O petista não cita o conflito no Leste Europeu em seu plano de governo, mas já falou sobre ele à revista Time em maio, com críticas à postura do ucraniano Volodimir Zelenski. Nesta semana, em entrevista coletiva à imprensa internacional, afirmou que caso eleito pretende fazer do Brasil um moderador nas negociações de paz -ele e Amorim já vinham defendendo a tese ao exortar o papel do Brics.
Bierbaum também se diz a favor de uma solução baseada em diálogo e critica em especial a falta de protagonismo da União Europeia, que segundo ele se comporta como mera aliada dos EUA, não com a independência e autonomia que o momento clama. "A ONU e o papa já disseram que estariam dispostos a mediar o conflito, mas até hoje não houve mediação. A Europa deveria assumir esse papel."
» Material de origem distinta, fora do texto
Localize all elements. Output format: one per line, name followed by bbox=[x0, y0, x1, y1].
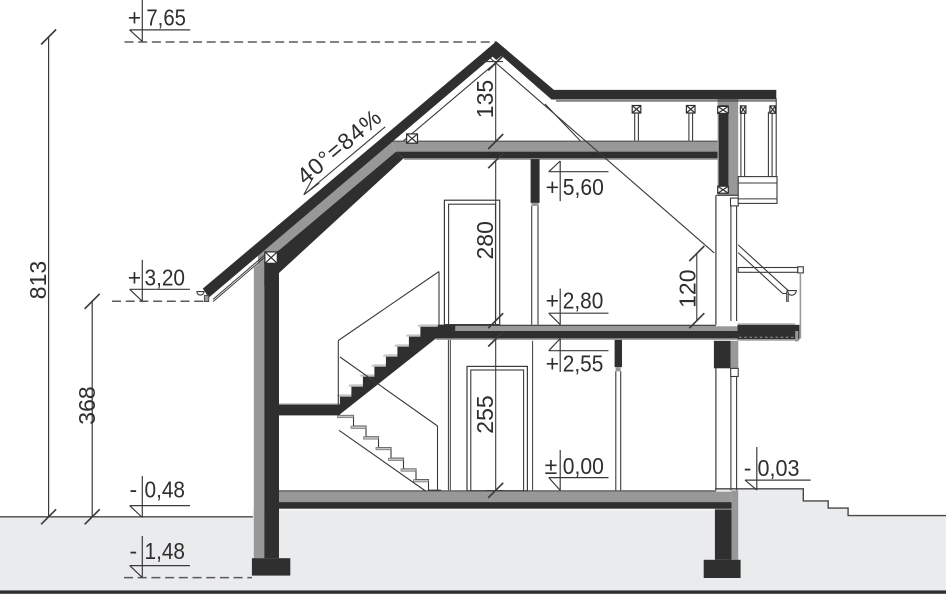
svg-text:368: 368 bbox=[74, 386, 100, 424]
svg-text:-: - bbox=[130, 476, 138, 502]
svg-text:120: 120 bbox=[675, 270, 701, 308]
svg-text:135: 135 bbox=[472, 80, 498, 118]
svg-text:5,60: 5,60 bbox=[563, 174, 604, 200]
svg-text:2,55: 2,55 bbox=[563, 351, 604, 377]
svg-text:3,20: 3,20 bbox=[145, 265, 186, 291]
svg-text:280: 280 bbox=[472, 221, 498, 259]
svg-text:+: + bbox=[546, 351, 559, 377]
svg-text:+: + bbox=[128, 4, 141, 30]
svg-text:+: + bbox=[546, 174, 559, 200]
svg-text:7,65: 7,65 bbox=[146, 4, 186, 30]
svg-text:-: - bbox=[744, 455, 752, 481]
svg-text:255: 255 bbox=[472, 395, 498, 433]
svg-text:±: ± bbox=[545, 453, 558, 479]
svg-text:813: 813 bbox=[25, 261, 51, 299]
svg-text:0,03: 0,03 bbox=[758, 455, 800, 481]
svg-text:0,00: 0,00 bbox=[563, 453, 604, 479]
svg-text:-: - bbox=[130, 538, 138, 564]
svg-text:0,48: 0,48 bbox=[145, 476, 186, 502]
svg-text:+: + bbox=[128, 265, 141, 291]
svg-text:+: + bbox=[546, 288, 559, 314]
svg-text:1,48: 1,48 bbox=[145, 538, 186, 564]
svg-text:2,80: 2,80 bbox=[563, 288, 604, 314]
Isso implica, na visão dele, mais independência também em relação à Otan, a aliança militar ocidental --a aproximação da Ucrânia com o grupo agravou as relações com a Rússia e teve papel central no início do conflito.
Bierbaum conta que a coalizão que ele lidera vem discutindo a criação de um novo sistema segurança coletiva. "Significaria uma autonomia estratégica para a Europa." O continente tem sido profundamente afetado pela guerra, com a alta de preços de combustíveis e alimentos e o fluxo de refugiados.
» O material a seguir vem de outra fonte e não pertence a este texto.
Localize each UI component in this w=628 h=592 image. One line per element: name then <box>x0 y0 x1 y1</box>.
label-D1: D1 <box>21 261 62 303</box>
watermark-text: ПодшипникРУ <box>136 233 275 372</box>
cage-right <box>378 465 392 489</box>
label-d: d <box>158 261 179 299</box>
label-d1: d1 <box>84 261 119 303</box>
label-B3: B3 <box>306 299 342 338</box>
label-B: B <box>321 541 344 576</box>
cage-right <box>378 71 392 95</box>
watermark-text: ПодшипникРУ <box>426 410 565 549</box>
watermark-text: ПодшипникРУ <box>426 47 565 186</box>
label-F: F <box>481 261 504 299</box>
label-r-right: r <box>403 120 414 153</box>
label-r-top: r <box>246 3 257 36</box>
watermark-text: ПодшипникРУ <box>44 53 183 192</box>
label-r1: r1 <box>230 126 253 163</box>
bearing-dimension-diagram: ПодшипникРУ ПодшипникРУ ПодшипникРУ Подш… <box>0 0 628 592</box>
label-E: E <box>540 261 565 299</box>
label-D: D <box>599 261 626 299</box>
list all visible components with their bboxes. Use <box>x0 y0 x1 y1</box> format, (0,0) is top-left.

A situação alemã é particularmente delicada, uma vez que o país depende do gás da Rússia --40% das necessidades energéticas do país eram supridas por Moscou até o ano passado.
O país tem corrido contra o tempo para encontrar outras fontes. O premiê Olaf Scholz afirmou que os primeiros terminais de uma dessas alternativas, o gás natural liquefeito, podem iniciar suas operações já nos primeiros meses do ano que vem. Mas Bierbaum não compartilha desse otimismo. "Não vai ser agora, e não vai ser no ano que vem."
Afora a inflação, a questão ecológica é uma das preocupações mais prementes de seu partido hoje. "Não haverá justiça social sem justiça climática e vice-versa. Há pessoas famintas e é claro que essa é a primeira coisa com que precisamos lidar. Mas, ao mesmo tempo, precisamos convencer a população de que essas questões têm impacto nas condições de vida delas."
O tema embasa o argumento que o político invoca ao justificar a oposição à atual versão do acordo UE-Mercosul. O bloco europeu fala desde o ano passado em enviar uma proposta de carta complementar ao acordo com demandas para a área ambiental, uma reação à repercussão negativa da política ambiental de Bolsonaro.
Lula discorda do acordo, mas por outros motivos --em entrevistas, ele afirmou que uma cláusula impediria o Brasil de se reindustrializar. Diante do impasse, Bierbaum cita uma frase de Amorim no encontro. "Ele disse: 'A pressa é inimiga de um bom acordo'. Eu concordo."